The force pulling to the right:
$F_{g1} = \frac{Gm^2}{r^2}$
The force pulling straight down:
$F_{g2} = \frac{Gm^2}{r^2}$
The force pulling toward the center of the square:
$F_{g3} = \frac{Gm^2}{(\sqrt{2}~\cdot ~r)^2} = \frac{Gm^2}{2 ~r^2} = 0.5 \times \frac{Gm^2}{r^2}$
The forces acting to the right and straight down will combine to pull the sphere toward the center of the square.
$F_{g12} = \sqrt{(\frac{Gm^2}{r^2})^2 + (\frac{Gm^2}{r^2})^2} = \sqrt{2}\times \frac{Gm^2}{r^2}$
We can add the two forces directed toward the center of the square.

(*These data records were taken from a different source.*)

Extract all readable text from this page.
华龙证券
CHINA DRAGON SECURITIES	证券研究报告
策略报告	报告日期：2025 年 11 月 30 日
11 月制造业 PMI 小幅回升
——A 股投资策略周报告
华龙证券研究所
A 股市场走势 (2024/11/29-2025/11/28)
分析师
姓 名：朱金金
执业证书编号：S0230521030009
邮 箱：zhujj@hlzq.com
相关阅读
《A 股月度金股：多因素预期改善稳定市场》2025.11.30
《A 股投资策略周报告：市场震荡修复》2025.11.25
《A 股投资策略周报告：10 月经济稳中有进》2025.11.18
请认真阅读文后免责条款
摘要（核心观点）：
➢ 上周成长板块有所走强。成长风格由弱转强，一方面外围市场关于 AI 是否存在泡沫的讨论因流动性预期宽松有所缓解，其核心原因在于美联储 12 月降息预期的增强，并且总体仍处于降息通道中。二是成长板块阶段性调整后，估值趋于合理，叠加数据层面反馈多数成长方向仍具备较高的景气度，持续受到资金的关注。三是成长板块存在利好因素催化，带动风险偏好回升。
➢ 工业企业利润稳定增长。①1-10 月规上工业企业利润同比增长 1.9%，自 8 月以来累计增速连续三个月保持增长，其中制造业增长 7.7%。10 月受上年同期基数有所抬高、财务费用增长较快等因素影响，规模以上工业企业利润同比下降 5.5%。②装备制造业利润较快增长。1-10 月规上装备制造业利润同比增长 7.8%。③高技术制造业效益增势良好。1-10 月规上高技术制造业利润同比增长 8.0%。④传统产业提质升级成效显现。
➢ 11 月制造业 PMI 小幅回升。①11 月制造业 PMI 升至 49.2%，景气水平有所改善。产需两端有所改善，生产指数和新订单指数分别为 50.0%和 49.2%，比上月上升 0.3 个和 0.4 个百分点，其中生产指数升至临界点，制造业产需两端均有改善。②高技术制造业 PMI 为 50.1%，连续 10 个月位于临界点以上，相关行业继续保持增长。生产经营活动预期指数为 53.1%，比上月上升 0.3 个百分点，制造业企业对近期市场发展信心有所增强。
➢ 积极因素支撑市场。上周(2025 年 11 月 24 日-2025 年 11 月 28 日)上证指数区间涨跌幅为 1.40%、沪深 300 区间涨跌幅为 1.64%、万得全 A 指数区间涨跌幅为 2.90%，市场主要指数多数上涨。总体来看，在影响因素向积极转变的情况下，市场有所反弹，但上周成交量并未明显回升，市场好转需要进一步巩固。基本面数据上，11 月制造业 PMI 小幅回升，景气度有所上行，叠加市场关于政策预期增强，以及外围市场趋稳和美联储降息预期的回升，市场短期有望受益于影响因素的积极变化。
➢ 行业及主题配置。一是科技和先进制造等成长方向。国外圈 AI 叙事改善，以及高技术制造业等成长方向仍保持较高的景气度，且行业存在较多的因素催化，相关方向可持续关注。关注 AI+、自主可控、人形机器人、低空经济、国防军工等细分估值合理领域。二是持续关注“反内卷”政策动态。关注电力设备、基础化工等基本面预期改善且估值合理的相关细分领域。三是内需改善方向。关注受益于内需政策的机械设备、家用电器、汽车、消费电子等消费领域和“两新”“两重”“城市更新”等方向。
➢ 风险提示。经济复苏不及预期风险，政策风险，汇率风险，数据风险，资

$F_g = F_{g12} + F_{g3} = (\sqrt{2}+0.5)\times \frac{Gm^2}{r^2}$
$F_g = 1.914\times (\frac{(6.67 \times 10^{-11} ~N\cdot m^2/kg^2)(7.5 ~kg)^2}{(0.80 ~m)^2})$
$F_g = 1.1 \times 10^{-8}~N$
The magnitude of the gravitational force is $1.1 \times 10^{-8}~N$ directed toward the center of the square.